GPG's vulnerability to brute force [WAS: Re: GPG's vulnerability to quantum cryptography]

Leo Gaspard ekleog at gmail.com
Sat May 17 01:12:09 CEST 2014


First: I agree with everything skipped in the quotes.

On Wed, May 14, 2014 at 07:31:26PM -0400, Robert J. Hansen wrote:
> On 5/14/2014 6:11 PM, Leo Gaspard wrote:
> > BTW: AFAICT, a nuclear warhead (depending on the warhead, ofc.) does 
> > not release so much energy, it just releases it in a deadly way.
> 
> A one-megaton nuke releases a *petajoule* of energy.  That's a lot.
> When people start using the phrase "peta-" to describe things, I
> suddenly become very interested in their Health & Safety compliance.
> This is a petawatt laser.  This is a petawatt reactor.  This is a
> petajoule of energy.  This is Peta Wilson.[1]

Well... A nuclear reactor produces 1GW, and thus produces 1PJ in 10^6 s, that is
approx. 11 days 14 hrs. Sure, you may be very interested in Health & Safety
compliance of nuclear reactors, but...

> > * You state the energy would be released (or did I misunderstand?). 
> > Wikipedia states it is a "minimum possible amount of energy required 
> > to change one bit of information" So no ecological catastrophe (not 
> > counting nuclear waste, CO2, etc)
> 
> You're beginning to make me a little irate here: the Wikipedia page
> answers this in the second sentence of its first paragraph.  "Any
> logically irreversible manipulation of information ... must be
> accompanied by a corresponding entropy increase."
> 
> Key phrase: Entropy increase.
> 
> Layman's translation: Heat increase.
> 
> The Landauer Bound gives not just a minimum amount of energy necessary
> to change a bit of information, but how much heat must be liberated by
> that computation.  And I repeat, this is in the second sentence of the
> first paragraph of the Wikipedia article...

Well... Currently, at a French equivalent of undergrad level (CPGE), we're
learning entropy is a theoretical quantity, that has no real-world meaning --
thus not creating heat. Actually, its unit (J.K^{-1}) does seem to validate this
interpretation: contrarily to e.g. enthalpy, it's not an energy. Perhaps are we
oversimplifying, or perhaps did I completely misunderstand the teachers, but if
this is true there is no heat release. OTOH there would be heat absorption
through the need to move the entropy out of the system -- provided AES is not
reversible (see below for my case against that point).

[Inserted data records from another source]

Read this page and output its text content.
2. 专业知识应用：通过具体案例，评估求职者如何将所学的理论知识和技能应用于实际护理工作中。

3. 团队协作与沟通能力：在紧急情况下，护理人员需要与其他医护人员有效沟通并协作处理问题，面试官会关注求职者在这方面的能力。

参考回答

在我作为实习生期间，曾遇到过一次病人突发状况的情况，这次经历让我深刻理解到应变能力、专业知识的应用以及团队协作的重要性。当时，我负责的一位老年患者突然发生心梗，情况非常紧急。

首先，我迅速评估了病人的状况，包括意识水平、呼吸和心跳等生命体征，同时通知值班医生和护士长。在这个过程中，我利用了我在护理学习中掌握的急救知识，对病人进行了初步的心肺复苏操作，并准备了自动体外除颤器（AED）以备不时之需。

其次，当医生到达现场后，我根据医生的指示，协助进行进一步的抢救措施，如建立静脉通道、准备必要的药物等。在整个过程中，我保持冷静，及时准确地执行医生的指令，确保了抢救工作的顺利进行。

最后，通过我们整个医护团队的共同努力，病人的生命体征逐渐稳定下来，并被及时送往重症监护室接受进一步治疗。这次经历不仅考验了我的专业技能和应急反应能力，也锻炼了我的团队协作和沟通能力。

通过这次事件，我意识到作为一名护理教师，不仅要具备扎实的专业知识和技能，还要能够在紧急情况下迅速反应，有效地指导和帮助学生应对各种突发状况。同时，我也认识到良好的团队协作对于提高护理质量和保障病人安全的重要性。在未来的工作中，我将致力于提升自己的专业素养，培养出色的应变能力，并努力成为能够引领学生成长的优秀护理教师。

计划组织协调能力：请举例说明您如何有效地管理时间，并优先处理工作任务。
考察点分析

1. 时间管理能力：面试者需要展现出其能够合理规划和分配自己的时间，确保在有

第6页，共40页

> > information on each flipped bit. Actually, IIUC, flipping a bit is a
> >  reversible operation, and so the landauer principle does not apply.
> 
> Look!  A bit of information:  ___
> 
> That's what it was before.  Of course, it's now carrying the value '1'.
> So, tell me: you say bit flips are reversible, so what was the value
> before it was 1?  I promise, I generated these two bits with a fair coin
> (heads = 0, tails = 1).

Well... If the operation the bit just underwent was a bitflip (and, knowing the
bruteforcing circuit, it's possible to know that), the bit was a '0'.

I believe I must have misunderstood your challenge! (Or, just coming to my mind:
maybe was I unclear: when saying bitflip I did not mean setting a bit, but
rather setting its value as 1 - old value.)

> "Reversible" means "we can recover previous state without guessing."
> Current computing systems are not reversible.

I do not state that physically our processors are reversible. I do not even
state any processors might ever be, or adiabatic computers might ever exist.

I just state the theoretical application going from the set of 128-bit keys to
the set of 128-bit cleartexts (with the 128-bit ciphertext fixed) is a bijection
(or so I hope -- unless many keys produce the same ciphertext from the same
cleartext, which would be an attack on AES and ease bruteforce naturally).

As a consequence, I cannot see where a bit of information was lost, and thus
where Landauer's bound is supposed to apply. But maybe am I the one lost here!